A lab-made peptide called FOXO4‑DRI, which blocks the FOXO4‑p53 interaction, was given to mice with chemically‑induced lung scarring. The treated mice showed less lung damage, lower collagen buildup, and a shift of p53 out of the cell nucleus, suggesting the peptide can slow down fibrosis.
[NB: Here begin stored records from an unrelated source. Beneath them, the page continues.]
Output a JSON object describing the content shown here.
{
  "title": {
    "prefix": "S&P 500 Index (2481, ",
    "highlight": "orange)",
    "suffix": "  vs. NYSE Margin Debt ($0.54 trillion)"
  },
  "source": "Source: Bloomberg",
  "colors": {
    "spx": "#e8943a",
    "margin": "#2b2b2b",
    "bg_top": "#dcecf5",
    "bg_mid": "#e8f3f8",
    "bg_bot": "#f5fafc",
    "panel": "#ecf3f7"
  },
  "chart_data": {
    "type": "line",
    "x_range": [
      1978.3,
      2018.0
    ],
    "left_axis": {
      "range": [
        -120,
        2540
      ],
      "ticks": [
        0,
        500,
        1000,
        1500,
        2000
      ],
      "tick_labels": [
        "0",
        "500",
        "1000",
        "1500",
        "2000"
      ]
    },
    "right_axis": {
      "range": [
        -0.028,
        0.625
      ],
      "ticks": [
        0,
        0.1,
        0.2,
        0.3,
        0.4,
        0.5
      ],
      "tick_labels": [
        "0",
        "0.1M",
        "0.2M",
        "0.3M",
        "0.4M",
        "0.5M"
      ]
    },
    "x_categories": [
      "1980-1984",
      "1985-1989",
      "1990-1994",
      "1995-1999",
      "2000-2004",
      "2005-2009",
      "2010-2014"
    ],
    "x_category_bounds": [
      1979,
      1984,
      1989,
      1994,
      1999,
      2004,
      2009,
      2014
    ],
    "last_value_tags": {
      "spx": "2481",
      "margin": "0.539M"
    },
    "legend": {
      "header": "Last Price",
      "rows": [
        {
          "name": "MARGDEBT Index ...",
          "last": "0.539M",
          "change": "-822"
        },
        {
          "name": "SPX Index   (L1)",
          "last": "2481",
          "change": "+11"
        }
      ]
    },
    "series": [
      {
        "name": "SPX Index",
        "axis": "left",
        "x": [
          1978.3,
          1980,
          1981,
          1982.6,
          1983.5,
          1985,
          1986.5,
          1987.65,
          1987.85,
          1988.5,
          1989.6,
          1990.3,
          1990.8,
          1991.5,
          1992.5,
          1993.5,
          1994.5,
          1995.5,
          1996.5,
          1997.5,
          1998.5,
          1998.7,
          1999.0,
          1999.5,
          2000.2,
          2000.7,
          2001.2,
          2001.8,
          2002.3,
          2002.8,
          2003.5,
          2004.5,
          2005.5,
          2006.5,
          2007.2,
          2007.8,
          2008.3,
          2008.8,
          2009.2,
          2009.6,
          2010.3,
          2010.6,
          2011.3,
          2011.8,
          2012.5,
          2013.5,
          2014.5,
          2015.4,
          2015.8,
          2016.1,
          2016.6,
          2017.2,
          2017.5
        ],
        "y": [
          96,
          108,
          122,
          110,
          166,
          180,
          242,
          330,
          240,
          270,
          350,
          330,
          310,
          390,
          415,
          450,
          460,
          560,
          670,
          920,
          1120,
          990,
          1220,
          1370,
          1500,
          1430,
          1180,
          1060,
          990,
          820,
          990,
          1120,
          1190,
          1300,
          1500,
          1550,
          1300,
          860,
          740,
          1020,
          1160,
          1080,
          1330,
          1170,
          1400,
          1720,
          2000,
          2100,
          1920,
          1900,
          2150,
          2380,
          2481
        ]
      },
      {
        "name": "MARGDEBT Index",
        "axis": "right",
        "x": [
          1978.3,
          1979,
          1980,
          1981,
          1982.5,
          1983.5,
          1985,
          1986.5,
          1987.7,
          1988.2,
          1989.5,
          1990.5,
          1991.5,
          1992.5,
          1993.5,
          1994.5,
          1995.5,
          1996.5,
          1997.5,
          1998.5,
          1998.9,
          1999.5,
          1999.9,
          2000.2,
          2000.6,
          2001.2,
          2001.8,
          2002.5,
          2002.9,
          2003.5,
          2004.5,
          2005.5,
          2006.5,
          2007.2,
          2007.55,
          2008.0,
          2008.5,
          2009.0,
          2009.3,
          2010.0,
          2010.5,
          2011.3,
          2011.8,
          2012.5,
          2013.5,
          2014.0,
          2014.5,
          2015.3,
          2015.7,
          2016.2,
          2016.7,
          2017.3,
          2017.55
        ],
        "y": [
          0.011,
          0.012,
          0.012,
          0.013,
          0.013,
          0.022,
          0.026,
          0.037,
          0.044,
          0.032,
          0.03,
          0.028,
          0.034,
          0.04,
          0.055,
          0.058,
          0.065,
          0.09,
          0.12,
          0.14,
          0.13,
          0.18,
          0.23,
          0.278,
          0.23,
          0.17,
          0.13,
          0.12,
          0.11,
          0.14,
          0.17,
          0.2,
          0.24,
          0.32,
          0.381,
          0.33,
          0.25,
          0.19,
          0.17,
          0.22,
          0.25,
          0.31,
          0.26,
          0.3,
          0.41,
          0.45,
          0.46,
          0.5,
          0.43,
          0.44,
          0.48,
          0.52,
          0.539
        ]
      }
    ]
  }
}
Pulmonary fibrosis (PF) occurs in various end stages of lung disease, and it is characterized by persistent scarring of the lung parenchyma with excessive deposition of extracellular matrix (ECM), leading to degressive quality of life and earlier mortality. FOXO4-D-Retro-Inverso (FOXO4-DRI), a synthesis peptide as a specific FOXO4 blocker, selectively induced dissociation of the FOXO4-p53 complex and nuclear exclusion of p53. Simultaneously, the p53 signaling pathway has been reported to activate in fibroblasts isolated from IPF fibrotic lung tissues and the p53 mutants cooperate with other factors that have the ability to disturb the synthesis of ECM. Yet, whether FOXO4-DRI influences the nuclear exclusion of p53 and then obstructs PF progress is still unknown. In this research, we explored the effect of FOXO4-DRI on bleomycin (BLM)-induced PF mouse model and activated fibroblasts model. The animal group of FOXO4-DRI therapeutic administration shows a milder pathologic change and less collagen deposition compared with the BLM-induced group. We also found the FOXO4-DRI resets the distribution of intranuclear p53 and concurrently decreased the total ECM proteins content. After further validation, FOXO4-DRI may well be a promising therapeutic approach to treating pulmonary fibrosis.